Il solito Conte: vinco e me ne vado
Ci sono poche cose certe nella vita: le tasse, la morte ed il fatto che Antonio Conte, una volta vinto qualcosa di importante, trovi il modo di togliere le tende e traslocare altrove. Anche se il tecnico pugliese giura e spergiura che non succederà più, finisce sempre per ripetere il solito modus operandi: ancora prima di vincere inizia a preparare la piazza, mettere le mani avanti ed iniziare a guardarsi attorno.
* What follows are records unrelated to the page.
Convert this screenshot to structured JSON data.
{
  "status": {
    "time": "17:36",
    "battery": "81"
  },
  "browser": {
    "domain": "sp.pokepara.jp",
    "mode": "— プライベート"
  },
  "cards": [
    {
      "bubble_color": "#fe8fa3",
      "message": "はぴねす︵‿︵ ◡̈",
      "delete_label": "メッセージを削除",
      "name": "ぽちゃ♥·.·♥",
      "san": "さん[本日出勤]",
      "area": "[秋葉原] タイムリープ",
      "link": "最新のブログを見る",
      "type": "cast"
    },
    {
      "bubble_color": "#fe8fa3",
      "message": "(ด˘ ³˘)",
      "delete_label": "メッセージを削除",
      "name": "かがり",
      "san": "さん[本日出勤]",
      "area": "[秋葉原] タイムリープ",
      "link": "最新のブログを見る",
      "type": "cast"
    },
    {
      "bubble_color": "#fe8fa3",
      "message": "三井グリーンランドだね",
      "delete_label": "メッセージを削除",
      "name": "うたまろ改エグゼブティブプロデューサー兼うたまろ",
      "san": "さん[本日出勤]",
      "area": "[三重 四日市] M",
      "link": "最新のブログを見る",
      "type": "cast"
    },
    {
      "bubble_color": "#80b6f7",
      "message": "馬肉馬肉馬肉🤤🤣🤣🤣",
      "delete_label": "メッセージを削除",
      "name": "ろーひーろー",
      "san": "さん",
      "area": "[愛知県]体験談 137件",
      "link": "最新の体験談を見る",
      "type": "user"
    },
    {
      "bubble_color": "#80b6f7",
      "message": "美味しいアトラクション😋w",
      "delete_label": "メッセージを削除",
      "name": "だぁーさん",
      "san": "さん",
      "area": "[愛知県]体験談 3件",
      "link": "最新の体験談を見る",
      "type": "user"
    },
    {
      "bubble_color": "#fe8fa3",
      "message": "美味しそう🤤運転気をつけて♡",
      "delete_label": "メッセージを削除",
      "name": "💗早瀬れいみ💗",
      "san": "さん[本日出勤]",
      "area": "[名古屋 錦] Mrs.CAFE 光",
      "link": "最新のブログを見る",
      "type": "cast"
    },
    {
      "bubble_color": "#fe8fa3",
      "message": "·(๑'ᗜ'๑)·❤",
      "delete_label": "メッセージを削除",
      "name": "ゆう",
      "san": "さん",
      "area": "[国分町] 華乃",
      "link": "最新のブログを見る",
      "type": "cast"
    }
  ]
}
Non mi azzardo a provare a capire la mentalità dell’ex tecnico della Juve e dell'Inter ma questo comportamento si ripete da troppe volte per essere casuale. Le frasi ad effetto, le liti dietro le quinte, le richieste a volte fumose, altre volte fin troppo precise, il copione è sempre lo stesso. Nemmeno il fascino della città campana è riuscito nel miracolo di trattenere Conte per più di una stagione ma il tecnico pugliese è comunque riuscito in una mezza impresa. Considerata la partenza orribile del suo Napoli, le polemiche mai troppo sopite sui giocatori da lui pretesi, la critica che giudicava Lukaku bollito e McTominay inadatto alla Serie A si è dovuta rimangiare tutto. Alla fine, di riffa o di raffa, Antonio Conte è riuscito a vincere un altro scudetto al primo tentativo.

Poco importa se, per la prima volta nella sua illustre carriera, Conte deciderà davvero di tornare sui suoi passi e riprendere la guida di una Juventus rinnovata: sicuramente non tornerà al Maradona a guidare il Napoli nella prossima stagione. Ha influito il rapporto difficile con De Laurentiis? Chi può dirlo? Chi può sapere cosa giri nella testa di Conte? Davvero sono state le diverse visioni sul progetto dei partenopei a causare la rottura definitiva? A questo punto importa poco o niente. Se davvero dovesse essere Allegri a prenderne il posto al Napoli, come si mormora da qualche giorno, troverà una rosa cresciuta molto in termini di autostima e capacità tattica. Un Napoli fatto da giocatori più esperti, più maturi, capaci di reggere mentalmente al duello all’ultimo errore contro una squadra tosta come l’Inter di Inzaghi e uscirne vincitori.
Conte è riuscito a confermare che, nonostante gli anni passino per tutti, non ha ancora dimenticato come si fa ad assemblare e guidare fino al traguardo una squadra vincente.
A vedere come riesca sempre a farcela sembrerebbe che vincere fosse la cosa più facile al mondo ma le cose non stanno assolutamente così: è facile solo se ti chiami Antonio Conte. Parlatene bene, male, non parlatene affatto, a lui importa niente: neanche un anno dopo il suo arrivo trionfale, alza al cielo uno scudetto e saluta. Finché vince, ha ragione lui.